Bioengineer hopes to create ‘loops’ in the food chain
As the world’s population continues to rise, the science of growing food more efficiently will become critical. Arkansas’ top economic sector is agriculture, and at least one new scientist in the Natural State is taking this challenge head-on.
Dr. Ebenezer Miezah Kwofie believes food production and consumption are linear, with waste products leaking out all along the line. He’d like to turn that line into a loop to create a more sustainable food system worldwide.
Kwofie has joined the University of Arkansas College of Engineering with appointments in the departments of biological and agricultural engineering and chemical engineering. He will also have a research appointment in the department of food science in the Dale Bumpers College of Agricultural, Food and Life Sciences. The departments of biological and agricultural engineering and food science are also part of the University of Arkansas System Division of Agriculture.

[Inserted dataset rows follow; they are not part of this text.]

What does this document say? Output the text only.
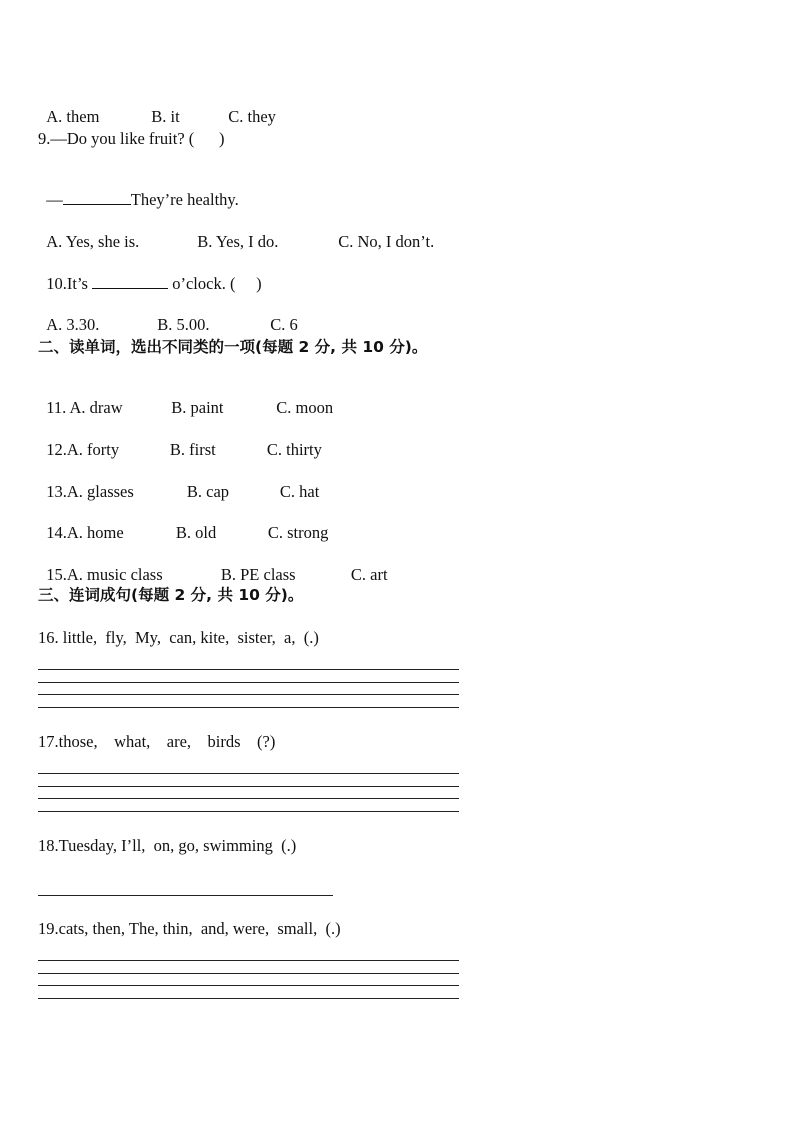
A. them	B. it	C. they

9.—Do you like fruit? (      )

—	They’re healthy.

A. Yes, she is.	B. Yes, I do.	C. No, I don’t.

10.It’s	o’clock. (     )

A. 3.30.	B. 5.00.	C. 6

二、读单词，选出不同类的一项(每题 2 分, 共 10 分)。

11. A. draw	B. paint	C. moon

12.A. forty	B. first	C. thirty

13.A. glasses	B. cap	C. hat

14.A. home	B. old	C. strong

15.A. music class	B. PE class	C. art

三、连词成句(每题 2 分, 共 10 分)。
16. little,  fly,  My,  can, kite,  sister,  a,  (.)
17.those,    what,    are,    birds    (?)
18.Tuesday, I’ll,  on, go, swimming  (.)
19.cats, then, The, thin,  and, were,  small,  (.)
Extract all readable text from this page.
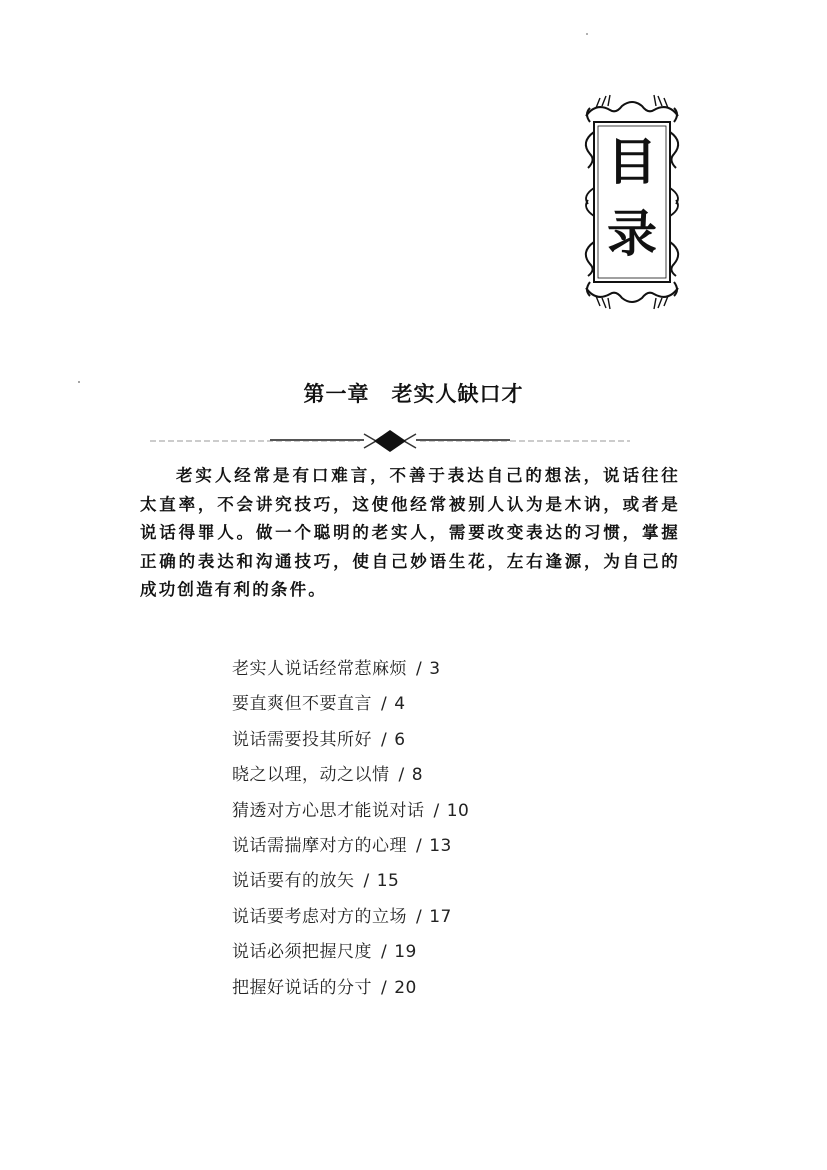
目
录
第一章 老实人缺口才

老实人经常是有口难言，不善于表达自己的想法，说话往往太直率，不会讲究技巧，这使他经常被别人认为是木讷，或者是说话得罪人。做一个聪明的老实人，需要改变表达的习惯，掌握正确的表达和沟通技巧，使自己妙语生花，左右逢源，为自己的成功创造有利的条件。

老实人说话经常惹麻烦 / 3
要直爽但不要直言 / 4
说话需要投其所好 / 6
晓之以理，动之以情 / 8
猜透对方心思才能说对话 / 10
说话需揣摩对方的心理 / 13
说话要有的放矢 / 15
说话要考虑对方的立场 / 17
说话必须把握尺度 / 19
把握好说话的分寸 / 20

“Dr. Kowfie’s focus on sustainable food systems will add valuable capacity to the team on sustainable foods and nutrition to address global food challenges,” said Lalit Verma, biological and agricultural engineering department head. “Dr. Jeyam Subbiah and I are working to build a core of excellence in food engineering in the Division of Agriculture and the University of Arkansas.”
Subbiah said food sustainability research includes many factors.
“Our departments’ collaboration on integrated food sustainability requires analysis of profitability, food safety, social impacts and other elements,” said Subbiah, head of the food science department for the Division of Agriculture and Bumpers College. “Our scientists and engineers have to determine how to quantify those metrics, and Dr. Kwofie brings an exciting stock of skills and experience to the task.”
Before coming to the UA, Kwofie worked on food sustainability projects in Africa, Latin America and Asia. He led projects to develop programs and models to measure food sustainability in local food systems in those areas.
“I know what we mean when we say our existing food system is not working,” Kwofie said. “I know it from the field, not just the lab. I know what it means not to connect the dots.”
Kwofie earned a bachelor’s degree in chemical engineering at Kwame Nkrumah University of Science and Technology in his native Ghana. He earned a master’s degree in industrial engineering at the University of Boras, Sweden, and a doctorate in bioresource engineering at McGill University in Canada.
During postdoctoral appointments at McGill, he conducted his work in metrics and technologies in Zambia, Ethiopia, Bolivia and Laos. In a separate project during the same postdoc, he worked modeling sustainable industrial processing in the Dry Corridors of Honduras.
Kwofie said existing food systems are linear. When rice is harvested, for example, tons of straw are left in the fields. About a third of the grain’s mass — rice hulls and bran — is removed during the milling of white rice, and often most are wasted. It’s a straight line, Kwofie said, that begins with production on the farm and passes through processing, distribution and consumption. This system wastes many food byproducts by the end of the line. Other crops, like legumes such as peas and soybeans, are often grown for plant-based protein foods, Kwofie said.
“But these foods contain a lot more starch than protein,” he said. “Although starch has huge potential for non-food applications, it is considered a byproduct by the protein industries and is treated as such.”
His answer is to turn the line into a circle. Kwofie said finding uses for those wasted byproducts is key to circularity. The byproducts can be recycled back into the system, used as soil amendments for the farms, burned to produce energy or any number of other uses.
“Examining the technical, economic and environmental trade-offs of these utilization pathways provides more opportunities and options for stakeholders to make a more sustainable choice,” Kwofie said.
His research explores the connectivity of the elements that make up food systems. He begins by examining consumer needs and desires. He believes consumers could make more informed food choices if they had more information about nutritional values and environmental costs associated with different foods.
“Consumers drive the farms in that the farmers know they must grow crops they can sell,” he said. “This information is available for industries. I want to look at ways that same information can be made easily available to consumers.”
Kwofie plans to promote sustainable healthy food choices among consumers through nudging and enabling consumers to see the impact of their choices on their health and the environment. His lab is developing a sustainable healthy choice web platform that allows consumers to know the nutrition quality, contribution to healthy living, and the environmental impacts of their food choice before making their purchase. He said the platform would be available in dining areas and food courts and on UA websites for ready access.
Understanding consumer demands can help shape food production, processing and distribution systems to build more sustainable food systems to feed a hungry world, Kwofie said.